Et de préciser : “C’est aux députés de fixer les modalités d’utilisation des tests de drogues et les personnes concernées”. Avant de conclure : “On ne sait jamais, cela peut être rapidement adopté”.
Lutte antidrogue : outil de propagande politique ?
Le président de la République, Kais Saied, a fait de la question des drogues un outil de communication politique. Dans le sillage de ses discours appelant à la lutte contre les stupéfiants, la répression des consommateurs s’est intensifiée.
“Il est vrai que certains barons du trafic ont été arrêtés. Mais il y a aussi un acharnement contre les petits consommateurs. On a vu des gens arrêtés pour une simple feuille à rouler ou un filtre en carton (‘cala’) trouvé dans un paquet de cigarettes”, déplore Nawres Zoghbi Douzi, coordinatrice de l’Alliance pour la Sécurité et les Libertés (ASL), dans un entretien avec Nawaat.
Cette campagne touche toutes les couches sociales, y compris les jeunes sans antécédents judiciaires, ajoute-t-elle.
Nawres Zoghbi Douzi s’interroge également sur l’autorité habilitée à effectuer ces tests, à savoir les agents du ministère de l’Intérieur, ainsi que sur l’usage des données ADN collectées et sur le degré de fiabilité de ces tests.

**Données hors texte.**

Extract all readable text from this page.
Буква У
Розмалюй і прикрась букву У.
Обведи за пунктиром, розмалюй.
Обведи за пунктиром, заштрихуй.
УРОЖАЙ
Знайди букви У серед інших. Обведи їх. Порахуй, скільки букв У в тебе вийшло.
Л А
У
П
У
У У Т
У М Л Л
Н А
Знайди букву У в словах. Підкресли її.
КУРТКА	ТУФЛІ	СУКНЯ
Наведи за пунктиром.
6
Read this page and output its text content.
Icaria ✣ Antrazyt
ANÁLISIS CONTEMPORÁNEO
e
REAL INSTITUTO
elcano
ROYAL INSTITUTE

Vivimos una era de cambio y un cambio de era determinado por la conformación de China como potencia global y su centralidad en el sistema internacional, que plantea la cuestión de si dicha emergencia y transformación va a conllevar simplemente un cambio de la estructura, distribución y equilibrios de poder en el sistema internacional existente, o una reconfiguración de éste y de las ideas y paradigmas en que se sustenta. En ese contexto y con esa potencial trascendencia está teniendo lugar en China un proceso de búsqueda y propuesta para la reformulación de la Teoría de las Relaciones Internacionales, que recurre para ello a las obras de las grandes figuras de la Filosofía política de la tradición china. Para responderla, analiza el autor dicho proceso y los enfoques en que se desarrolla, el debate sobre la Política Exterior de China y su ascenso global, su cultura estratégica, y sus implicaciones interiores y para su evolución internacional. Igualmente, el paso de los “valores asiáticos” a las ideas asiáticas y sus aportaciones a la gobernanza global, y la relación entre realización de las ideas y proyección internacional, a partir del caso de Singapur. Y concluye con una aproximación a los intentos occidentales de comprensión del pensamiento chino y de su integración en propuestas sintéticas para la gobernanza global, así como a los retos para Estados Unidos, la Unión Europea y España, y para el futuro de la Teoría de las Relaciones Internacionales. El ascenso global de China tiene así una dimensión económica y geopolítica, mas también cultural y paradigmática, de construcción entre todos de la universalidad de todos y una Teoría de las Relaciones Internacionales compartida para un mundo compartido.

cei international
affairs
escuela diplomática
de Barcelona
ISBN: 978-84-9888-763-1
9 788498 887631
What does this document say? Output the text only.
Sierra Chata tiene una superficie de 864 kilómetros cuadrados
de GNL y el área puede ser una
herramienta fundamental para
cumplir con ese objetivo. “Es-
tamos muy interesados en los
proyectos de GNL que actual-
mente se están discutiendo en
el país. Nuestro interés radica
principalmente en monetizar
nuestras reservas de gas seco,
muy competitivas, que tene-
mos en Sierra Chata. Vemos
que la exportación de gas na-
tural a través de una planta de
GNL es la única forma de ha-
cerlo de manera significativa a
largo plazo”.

Elle exprime aussi son inquiétude face à l’approche quantitative adoptée par les forces de l’ordre en matière de répression, surtout dans un contexte où le pouvoir privilégie systématiquement des mesures sécuritaires.

En juin, le ministère de l’Intérieur a publié sur sa page Facebook un spot visant à sensibiliser les jeunes aux dangers de la consommation de drogues. Indépendamment de la qualité de la vidéo elle-même, le contenu reflète une vision réductrice de l’État en matière de lutte contre l’addiction.
Les consommateurs y sont présentés comme de potentiels criminels, des individus dangereux errant dans la société, ce qui ne peut que renforcer la stigmatisation à leur égard. Par ailleurs, les facteurs plus profonds expliquant cette consommation sont largement marginalisés.
Au-delà des enjeux relatifs aux libertés individuelles, la généralisation des tests de dépistage de drogues dans l’espace public pourrait ouvrir une véritable boîte de Pandore. Elle risque en effet d’alimenter les pratiques de corruption au sein des forces de l’ordre, dans un contexte où certains hauts gradés de la police sont eux-mêmes impliqués dans des affaires de trafic de stupéfiants.
Cette logique répressive porte également en elle le danger de discriminations systémiques, visant en particulier les habitants des quartiers populaires, déjà stigmatisés et surexposés au contrôle policier.
Alors que le phénomène de l’addiction gagne en ampleur, les centres spécialisés dans sa prise en charge restent extrêmement rares. La stigmatisation freine également les consommateurs dans leur accès aux soins. Face aux lacunes en matière de prise en charge sanitaire et socio-économique, la question se pose sur la véritable volonté du pouvoir dans la guerre qu’il prétend mener contre les stupéfiants.